Oito minutos após o divórcio, ele disse que não havia nada a dividir… mas ela já tinha os passaportes, os filhos e as provas que o afundariam.

Oito minutos após o divórcio, ele disse que não havia nada a dividir… mas ela já tinha os passaportes, os filhos e as provas que o afundariam.

PARTE 1

8 minutos após o juiz assinar o divórcio, Sebastián Luján recostou-se na cadeira com um sorriso de homem encantador.

Ele jogou a caneta na mesa do mediador e soltou, como se falasse de uma cafeteira velha:

"Não há nada para distribuir.

Alejandra Ríos não respondeu.

Ela apenas olhou para as folhas à sua frente, as mesmas que acabaram de fechar 10 anos de casamento, 2 filhos e muitas noites engolindo as lágrimas em silêncio.

Do outro lado da mesa estava Renata, irmã mais nova de Sebastian, usando maquiagem como se fosse a um casamento.

Ele não estava lá para apoiar seus sobrinhos.

Eu estava lá para ver como a Alejandra perdeu.

"Na verdade, é bom que isso acabou," disse Renata, cruzando as pernas. Meu irmão merece começar do novo. E Camila vai dar a ele a família que ele sempre quis.

Alejandra sentiu o golpe, mas não abaixou o olhar.

Camila.

A mulher de quem a família de Sebastian já se gabava em refeições, batismos e reuniões, mesmo que o divórcio nem sequer tivesse sido assinado.

A mulher que vinha tomando seu lugar há meses em fotos onde seus filhos não apareciam mais.

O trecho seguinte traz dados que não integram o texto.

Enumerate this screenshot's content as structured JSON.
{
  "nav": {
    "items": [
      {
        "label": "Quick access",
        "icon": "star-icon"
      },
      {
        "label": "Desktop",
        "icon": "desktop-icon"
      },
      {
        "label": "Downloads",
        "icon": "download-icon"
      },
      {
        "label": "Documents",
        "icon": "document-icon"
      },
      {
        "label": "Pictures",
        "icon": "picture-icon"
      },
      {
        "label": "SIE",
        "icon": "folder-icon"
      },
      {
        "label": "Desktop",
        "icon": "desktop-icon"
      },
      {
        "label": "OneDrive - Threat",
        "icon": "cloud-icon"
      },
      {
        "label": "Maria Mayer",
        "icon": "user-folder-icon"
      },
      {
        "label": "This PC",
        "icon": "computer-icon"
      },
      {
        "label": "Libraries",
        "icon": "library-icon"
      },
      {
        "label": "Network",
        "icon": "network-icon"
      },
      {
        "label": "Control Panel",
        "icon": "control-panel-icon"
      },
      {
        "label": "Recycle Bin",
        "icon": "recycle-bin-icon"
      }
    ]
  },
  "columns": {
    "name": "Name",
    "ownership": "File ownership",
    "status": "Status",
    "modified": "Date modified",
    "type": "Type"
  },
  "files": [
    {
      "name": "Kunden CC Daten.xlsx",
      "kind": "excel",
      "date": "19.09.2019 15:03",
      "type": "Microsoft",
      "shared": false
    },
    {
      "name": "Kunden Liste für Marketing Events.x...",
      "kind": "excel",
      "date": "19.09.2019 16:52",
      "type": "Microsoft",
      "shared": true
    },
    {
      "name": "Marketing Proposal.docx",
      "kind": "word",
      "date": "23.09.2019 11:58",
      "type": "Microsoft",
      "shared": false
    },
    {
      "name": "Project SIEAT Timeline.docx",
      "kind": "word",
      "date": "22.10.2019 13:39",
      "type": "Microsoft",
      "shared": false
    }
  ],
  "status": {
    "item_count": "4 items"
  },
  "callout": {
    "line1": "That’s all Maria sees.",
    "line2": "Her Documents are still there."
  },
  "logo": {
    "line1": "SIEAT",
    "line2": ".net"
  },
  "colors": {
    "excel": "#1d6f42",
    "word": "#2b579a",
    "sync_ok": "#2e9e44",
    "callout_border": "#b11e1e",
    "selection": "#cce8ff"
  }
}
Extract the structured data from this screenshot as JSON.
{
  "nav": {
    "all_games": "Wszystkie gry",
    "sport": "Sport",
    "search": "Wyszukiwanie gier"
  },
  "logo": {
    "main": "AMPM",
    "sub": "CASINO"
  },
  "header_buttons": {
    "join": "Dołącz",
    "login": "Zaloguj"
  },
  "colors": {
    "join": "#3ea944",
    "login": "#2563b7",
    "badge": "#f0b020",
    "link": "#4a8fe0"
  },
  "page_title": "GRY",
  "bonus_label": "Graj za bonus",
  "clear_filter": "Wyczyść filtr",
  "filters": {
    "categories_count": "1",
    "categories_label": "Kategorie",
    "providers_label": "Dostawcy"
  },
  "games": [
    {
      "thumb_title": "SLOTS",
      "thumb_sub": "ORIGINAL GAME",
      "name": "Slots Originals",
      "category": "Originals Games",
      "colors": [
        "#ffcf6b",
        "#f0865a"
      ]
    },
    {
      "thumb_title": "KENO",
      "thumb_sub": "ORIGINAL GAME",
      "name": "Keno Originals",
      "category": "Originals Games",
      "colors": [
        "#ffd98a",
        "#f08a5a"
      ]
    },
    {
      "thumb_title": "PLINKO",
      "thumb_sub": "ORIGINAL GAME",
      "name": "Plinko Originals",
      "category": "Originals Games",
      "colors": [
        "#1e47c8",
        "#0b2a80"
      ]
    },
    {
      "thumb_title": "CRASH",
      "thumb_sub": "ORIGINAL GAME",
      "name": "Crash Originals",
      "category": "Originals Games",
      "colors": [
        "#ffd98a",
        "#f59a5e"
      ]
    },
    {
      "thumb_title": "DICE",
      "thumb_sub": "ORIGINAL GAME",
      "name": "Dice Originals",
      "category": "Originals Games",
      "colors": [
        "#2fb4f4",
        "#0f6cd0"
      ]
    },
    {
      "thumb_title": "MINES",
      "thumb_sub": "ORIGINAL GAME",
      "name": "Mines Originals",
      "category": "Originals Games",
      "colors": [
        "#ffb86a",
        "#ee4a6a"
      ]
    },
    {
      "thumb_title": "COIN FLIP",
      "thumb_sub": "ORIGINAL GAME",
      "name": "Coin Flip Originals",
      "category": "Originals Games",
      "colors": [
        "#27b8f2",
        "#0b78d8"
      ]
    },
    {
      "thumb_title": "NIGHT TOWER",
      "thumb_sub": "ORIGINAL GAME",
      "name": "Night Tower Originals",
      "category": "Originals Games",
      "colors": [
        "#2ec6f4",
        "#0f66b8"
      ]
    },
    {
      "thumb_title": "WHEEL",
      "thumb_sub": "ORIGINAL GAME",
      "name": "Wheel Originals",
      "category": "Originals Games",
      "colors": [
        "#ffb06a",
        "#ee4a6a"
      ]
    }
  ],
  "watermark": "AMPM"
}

Sebastian nem teve a decência de disfarçar.

Seu celular vibrou sobre a mesa.

Ele respondeu ali mesmo, na frente de todos.

"Olá, amor. Estou quase sem dinheiro... Sim, diga para minha mãe não se estressar. Assim que termino aqui, vou direto para a clínica.

Alejandra pressionou os dedos sobre a bolsa.

A clínica particular de Polanco.

Naquele mesmo dia, a família Luján iria celebrar a gravidez de Camila, com balões bege, flores brancas e um bolo que dizia "bem-vinda, bebê."

Para eles, isso foi um novo começo.

Não é uma traição.

Não nos domingos em que Sebastian prometia levar Emiliano para o futebol e nunca chegava.

Não nas noites em que Sofía, 5 anos, dormia abraçada na jaqueta do pai porque dizia que sentia menos falta dele.

Não nos meses em que Alejandra esticou o supermercado porque jurava que "a empresa era ruim."

Sebastián desligou, pegou as páginas sem ler e assinou onde elas apontavam para ele.

"O apartamento era meu antes", disse ela preguiçosamente. O caminhão está no meu nome. Se a Alejandra quiser ficar com as crianças, pode ir. Menos brigas para mim.

O mediador mal levantou os olhos.

Alejandra não falou.

Ele tirou as chaves do apartamento em Santa Fé da bolsa e as deixou ao lado do acordo.

Sebastian sorriu mais.

"Você finalmente entendeu a realidade.

Ela olhou diretamente para ele.

Só aprendi que existem silêncios que valem mais do que uma discussão.

Ele confundiu sua calma com derrota.

Esse foi seu primeiro erro.

Então Alejandra colocou a mão de volta na bolsa.

Ele conseguiu 2 walks.

Do Emiliano.

Da Sofia.

O sorriso de Sebastian se quebrou.

"E o que isso quer dizer?"

—Que os vistos saíram na semana passada.

Renata se endireitou.

"Vistos?"

Alejandra assentiu.

"Vamos para Madri.

O quarto estava congelado.

Sebastian soltou uma risada falsa.

"E com que dinheiro, segundo você?" Não fique bem, Alejandra. Você dependia de mim.

Antes que ela respondesse, um motorista de terno entrou no escritório.